Dark energy cannot be a proportion of the total since it is totally different from the energy we measure!
It is useless to speculate on dark energy when the energy creation described by inflation cannot be switched off. This dwarfs any effect of the anti-gravity ascribed to dark energy. See showing how inflation and dark energy have a simultaneous solution -peer-reviewed & published. Dark energy is shown to be sub-quantum by ‘opposed energy dynamics’ that causes each component to feed off the other or mutually annihilate forming a filamentous structure in a state of ever-accelerating expansion. It has self-organising property with filament vibration producing information as quantum waves. In this way dark energy generates everything else. The theory provides new opportunities for theoretical physicists and provides ideas for new experiments in orbit

By Ron Pearson (not verified) on 16 Oct 2015 #permalink

"Dark energy cannot be a proportion of the total since it is totally different from the energy we measure!"

Is it? How do you know?

I'd rather not click on some unknown link on the internet. Especially if I don't know what I'm supposed to find there, crank or genius.

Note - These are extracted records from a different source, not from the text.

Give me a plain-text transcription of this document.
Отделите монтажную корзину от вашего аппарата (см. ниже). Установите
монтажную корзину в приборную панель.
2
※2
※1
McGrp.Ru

I wanted to post this last week however I wanted to safeguard this idea. anyway this may explain dark energy. think of the universe as a magnet. if mass attracts makes sense empty space repels. so gravity as we know it is only half the story. if you run a model of a galaxy with the gravity we know it has it falls apart. only when we add gravity it works. take that extra gravity apply it from the outside pushing down on matter, a repulsion of empty space. this could explain the extra gravity holding the galaxies together while also explaining why they are being pushed apart. so the gravity we feel is only partly from the attraction of mass the other source is empty space as an external force. so mass is to attraction as empty space is to repulsion equals gravity. ty for reading john debaggis wrentham mass.

By john debaggis (not verified) on 21 Nov 2015 #permalink

"take that extra gravity apply it from the outside pushing down on matter,"

To push requires something to push FROM.

What is this pushing bracing itself against?

"so mass is to attraction as empty space is to repulsion equals gravity"

This would make the amount of space between two objects proportional to the distance between them. Not INVERSELY proportional to the distance between them, as we observe in reality.

It would ALSO mean there would be no dependency on mass as we also observe in reality.

For two counts of contra-indicated by evidence, your hypothesis fails.

This would make the amount of force between two objects proportional to the distance between them.